Here are some data sets for practicing your machine learning and deep learning skills.


This is a small data set to get you started. You can apply your skills you gained from doing the caret vignette to practice your machine learning skills.

Overview of the data set: Percentage of body fat, age, weight, height, and ten body circumference measurements for 200 men. Body fat, a measure of health, is estimated through an underwater weighing technique. Your goal is to predict percent body fat using some or all of the other variables. These data have been modified from a data set of actual human measurements.

#Read in the data
temp <- read.csv("")

bodyfat_train <- as_tibble(temp)

ggplot(data = bodyfat_train , mapping = aes(x = Age, y= Bodyfat)) +
  geom_point() +
  geom_smooth(method = "lm", color="red")

This is the test data set from our ISEC2020 Introduction to kaggle website which has more information about the data, a test data set, and more. See the class handout on Kaggle for more information about our class ISEC2020 Kaggle competitions.

Kaggle datasets

There are many, many data sets available on Kaggle. See the data link in Kaggle.

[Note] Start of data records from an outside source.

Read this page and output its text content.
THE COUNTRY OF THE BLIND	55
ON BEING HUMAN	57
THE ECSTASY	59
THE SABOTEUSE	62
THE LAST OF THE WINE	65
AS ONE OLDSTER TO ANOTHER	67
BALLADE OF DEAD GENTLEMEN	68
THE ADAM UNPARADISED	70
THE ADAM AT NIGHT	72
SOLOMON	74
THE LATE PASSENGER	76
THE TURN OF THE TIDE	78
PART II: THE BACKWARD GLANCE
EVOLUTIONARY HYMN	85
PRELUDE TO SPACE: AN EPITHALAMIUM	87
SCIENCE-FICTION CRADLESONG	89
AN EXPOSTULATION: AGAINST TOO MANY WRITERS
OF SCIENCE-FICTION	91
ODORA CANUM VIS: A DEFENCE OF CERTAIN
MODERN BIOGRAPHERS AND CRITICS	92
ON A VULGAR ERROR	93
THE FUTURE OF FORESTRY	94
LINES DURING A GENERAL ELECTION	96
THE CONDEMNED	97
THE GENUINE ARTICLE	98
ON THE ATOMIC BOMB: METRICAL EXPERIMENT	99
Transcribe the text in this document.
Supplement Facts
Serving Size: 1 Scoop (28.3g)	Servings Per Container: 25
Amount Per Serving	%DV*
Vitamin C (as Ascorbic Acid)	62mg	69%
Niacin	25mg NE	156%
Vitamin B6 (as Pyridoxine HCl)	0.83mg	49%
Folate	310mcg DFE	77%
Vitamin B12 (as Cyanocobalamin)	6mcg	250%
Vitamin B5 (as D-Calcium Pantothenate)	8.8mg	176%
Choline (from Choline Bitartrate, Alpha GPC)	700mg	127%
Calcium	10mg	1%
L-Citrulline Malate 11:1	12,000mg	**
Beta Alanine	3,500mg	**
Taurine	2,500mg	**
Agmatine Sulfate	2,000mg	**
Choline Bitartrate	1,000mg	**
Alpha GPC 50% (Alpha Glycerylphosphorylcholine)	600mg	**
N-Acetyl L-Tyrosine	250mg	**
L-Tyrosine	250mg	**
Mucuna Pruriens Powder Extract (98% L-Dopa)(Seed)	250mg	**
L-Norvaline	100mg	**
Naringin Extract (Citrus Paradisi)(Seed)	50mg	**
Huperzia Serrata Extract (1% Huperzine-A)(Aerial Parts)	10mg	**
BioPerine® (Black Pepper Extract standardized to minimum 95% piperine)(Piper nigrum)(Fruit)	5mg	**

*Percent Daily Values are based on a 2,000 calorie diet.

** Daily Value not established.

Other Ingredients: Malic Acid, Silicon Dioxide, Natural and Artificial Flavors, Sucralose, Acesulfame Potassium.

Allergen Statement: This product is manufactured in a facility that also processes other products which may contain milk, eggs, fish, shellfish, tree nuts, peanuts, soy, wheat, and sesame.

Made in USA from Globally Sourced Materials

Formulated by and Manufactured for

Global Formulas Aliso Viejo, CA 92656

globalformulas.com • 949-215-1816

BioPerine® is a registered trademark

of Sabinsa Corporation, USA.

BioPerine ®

Vanderilt dataset repository

Vanderilt dataset repository: Also see the bottom of their webpage for links to other dataset repositories.

Climate change dataset

If you want to try out your skills on some large data, work with these data. These data are part of the American Statistical Association (ASA) Section on Statistics and the Environment (ENVR) 2020 Data Challenge. If you are a student, you may wish to participate in the competition. See more here.

ENVR 2020 Data Challenge Data Set. Warning this is a large data set. Read this handout for more information about handling the large files.

From the data challenge website: The data sets for the ENVR Data Challenge 2020 are generously provided by Jupiter Intelligence and are focused around multiple model-based outputs of maximum temperature, minimum temperature, and precipitation.